The number one advantage of tube flies is reason enough to adopt them: they are easier to cast

• There is almost no type or technique in fly fishing where tube tied flies don’t have an advantage over tied to the hook flies. (See Note 1 below)

• Tube flies outlast conventional flies many times over.

• The hook on a tube fly can be repositioned to fish up or down while using it.

• Flies can be kept in  small Zip-Lok® bags with sizes and type noted with a Sharpie. You can even keep them loose in your shirt or pant pockets. Keep on the ready because there’s no hook to catch on anything.

• Hooks stay in their packets – carried in any shirt or pant pocket or fanny pack.

• If a hook is bent or the point is damaged you don’t lose a fly; you change the hook.

• A tube fly will almost always breakaway from its hook – ride up the leader when a fish jumps/headshakes. With the fly away from the hook, your landing ratio will improve. The other advantage there is the fly doesn’t get mauled – lives for another day.

• Fish can’t use the weight of the fly itself as leverage on a headshake.

The hook IN the “Stimulator” tube is a #14 Tiemco 2488 – short-shank straight-eye hook. Actual length of this hook is just a hair over 1/4-inch – from front of eye to tip of barb. NOTE: The #10 hook shown naked ( Daiichi Model 1260) is three times as long as the #14 mounted in the tube fly. Image HMH.

Tying notes:

• Use a razor to cut plastic tube lengths- scissors make ragged edges.

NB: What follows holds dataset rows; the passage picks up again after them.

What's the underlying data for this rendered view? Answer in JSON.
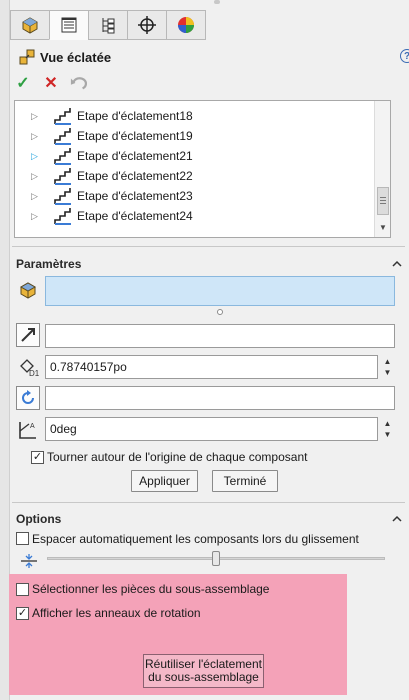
{
  "panel": {
    "title": "Vue éclatée",
    "help_glyph": "?",
    "tabs": [
      "feature-manager-icon",
      "property-manager-icon",
      "configuration-manager-icon",
      "dimxpert-icon",
      "display-manager-icon"
    ]
  },
  "actions": {
    "ok": "✓",
    "cancel": "✕"
  },
  "tree": {
    "items": [
      {
        "label": "Etape d'éclatement18"
      },
      {
        "label": "Etape d'éclatement19"
      },
      {
        "label": "Etape d'éclatement21"
      },
      {
        "label": "Etape d'éclatement22"
      },
      {
        "label": "Etape d'éclatement23"
      },
      {
        "label": "Etape d'éclatement24"
      }
    ]
  },
  "parametres": {
    "header": "Paramètres",
    "components_value": "",
    "direction_value": "",
    "distance_value": "0.78740157po",
    "rotation_axis_value": "",
    "angle_value": "0deg",
    "rotate_origin_label": "Tourner autour de l'origine de chaque composant",
    "rotate_origin_checked": true,
    "apply_label": "Appliquer",
    "done_label": "Terminé"
  },
  "options": {
    "header": "Options",
    "auto_space_label": "Espacer automatiquement les composants lors du glissement",
    "auto_space_checked": false,
    "spacing_level": 0.5,
    "select_subassembly_parts_label": "Sélectionner les pièces du sous-assemblage",
    "select_subassembly_parts_checked": false,
    "show_rotation_rings_label": "Afficher les anneaux de rotation",
    "show_rotation_rings_checked": true,
    "reuse_explode_line1": "Réutiliser l'éclatement",
    "reuse_explode_line2": "du sous-assemblage"
  },
  "colors": {
    "selection_field": "#cfe6f8",
    "highlight_panel": "#f4a2b8",
    "accept_green": "#2ea043",
    "cancel_red": "#d02626"
  }
}
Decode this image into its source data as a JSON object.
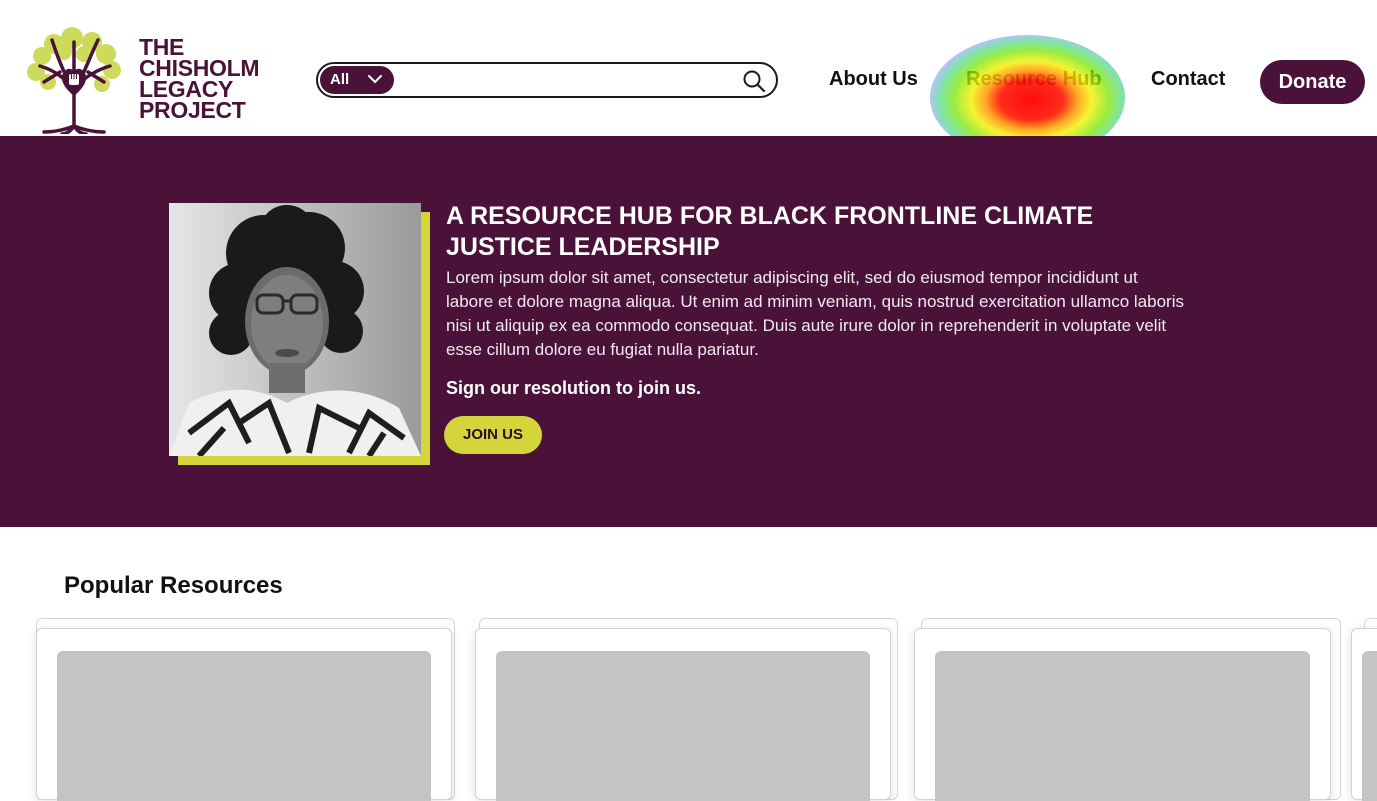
{
  "header": {
    "logo_lines": [
      "THE",
      "CHISHOLM",
      "LEGACY",
      "PROJECT"
    ],
    "search": {
      "scope_label": "All",
      "placeholder": "",
      "value": ""
    },
    "nav": {
      "about": "About Us",
      "hub": "Resource Hub",
      "contact": "Contact",
      "donate": "Donate"
    }
  },
  "hero": {
    "title": "A RESOURCE HUB FOR BLACK FRONTLINE CLIMATE JUSTICE LEADERSHIP",
    "body": "Lorem ipsum dolor sit amet, consectetur adipiscing elit, sed do eiusmod tempor incididunt ut labore et dolore magna aliqua. Ut enim ad minim veniam, quis nostrud exercitation ullamco laboris nisi ut aliquip ex ea commodo consequat. Duis aute irure dolor in reprehenderit in voluptate velit esse cillum dolore eu fugiat nulla pariatur.",
    "cta_text": "Sign our resolution to join us.",
    "cta_button": "JOIN US"
  },
  "resources": {
    "title": "Popular Resources"
  },
  "colors": {
    "brand_plum": "#4a1238",
    "accent_lime": "#d4d53a",
    "placeholder_gray": "#c4c4c4"
  },
  "icons": {
    "search": "search-icon",
    "chevron": "chevron-down-icon",
    "logo": "tree-heart-fist-logo-icon"
  }
}
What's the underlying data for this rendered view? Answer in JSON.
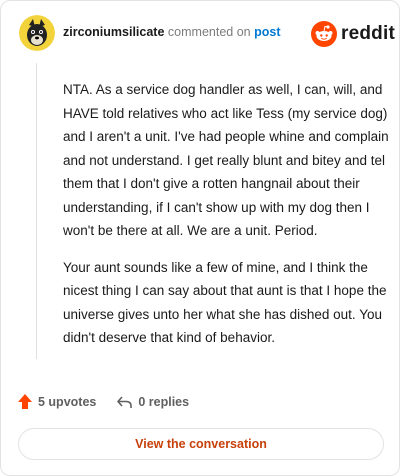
{
  "header": {
    "username": "zirconiumsilicate",
    "action_text": "commented on",
    "post_link": "post",
    "brand": "reddit"
  },
  "comment": {
    "paragraphs": [
      "NTA. As a service dog handler as well, I can, will, and HAVE told relatives who act like Tess (my service dog) and I aren't a unit. I've had people whine and complain and not understand. I get really blunt and bitey and tel them that I don't give a rotten hangnail about their understanding, if I can't show up with my dog then I won't be there at all. We are a unit. Period.",
      "Your aunt sounds like a few of mine, and I think the nicest thing I can say about that aunt is that I hope the universe gives unto her what she has dished out. You didn't deserve that kind of behavior."
    ]
  },
  "footer": {
    "upvotes_label": "5 upvotes",
    "replies_label": "0 replies",
    "view_label": "View the conversation"
  },
  "icons": {
    "upvote": "upvote-arrow-icon",
    "reply": "reply-arrow-icon",
    "logo": "reddit-snoo-icon",
    "avatar": "dog-avatar"
  },
  "colors": {
    "link": "#0079d3",
    "upvote": "#ff4500",
    "view_button_text": "#c7400a",
    "muted": "#7c7c7c"
  }
}
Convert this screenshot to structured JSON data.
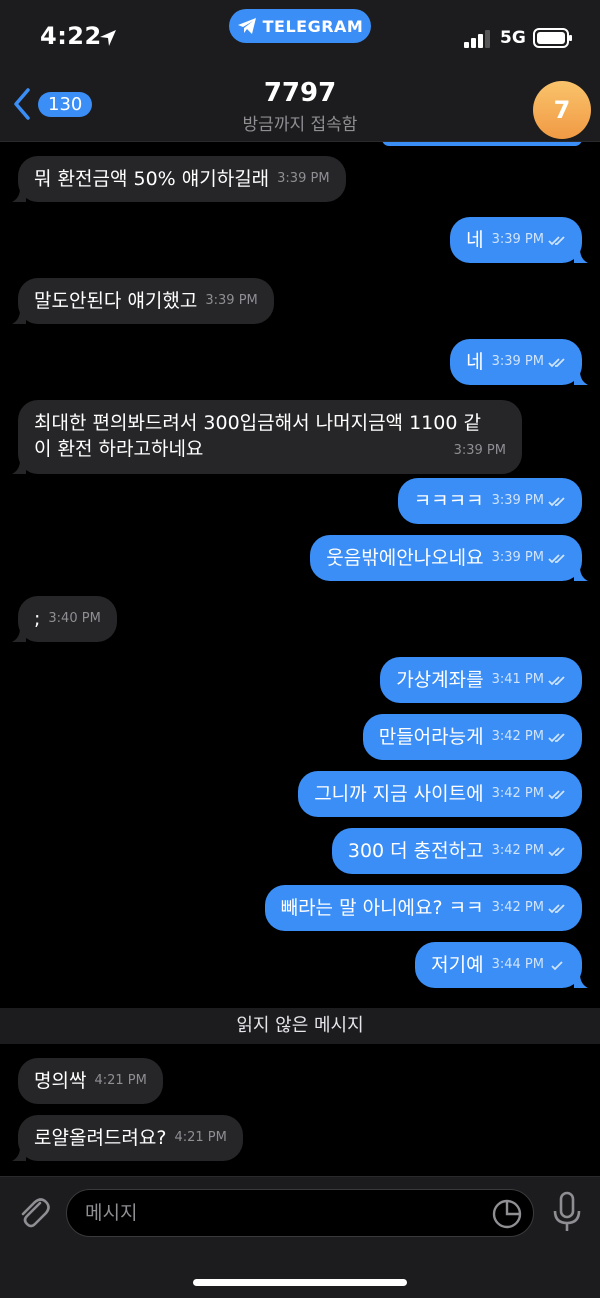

• You can burn the front or back of the plastic tube to secure wraps by using a cigarette lighter flame held aside.  The plastic will curl up and create a retaining collar.

• Junction tubing is a pain, but not always necessary.

• Metal tubes and “helmuts” are readily available.

• You don’t need a special vise to hold the tube in place. Just buy an adapter. A rotating vise is a real tying advantage.

• When the tube rotates, tighten down screws that secure it or if a flattened pin – shove it on more tightly.

• I use gel-spun thread [#20, #50 or #100, #200 (50 equals the number of thread strains – etc.)] because GSP uses fewer wraps to secure and I can Sharpie color thread to any color, and polka dot or stripe.

• I CA pre-coat the entire thread wrapped tube before beginning to avoid thread slippage.

• Don’t crush tube against the pin by using too much wrapping tension/pressure.

Tube flies were adopted into the big game saltwater playbook decades ago, but remain a foreign language where they’d perform best. The flats and saltwater marshes – think tarpon, bluefish, snook, striper, redfish, and bonefish… and more.

Note 1: For some tyers there can be a limit to tying small tube flies. For me, fly sizes +/- #14 and smaller are better tied directly to the hook. However, much better tube tyers than me disagree.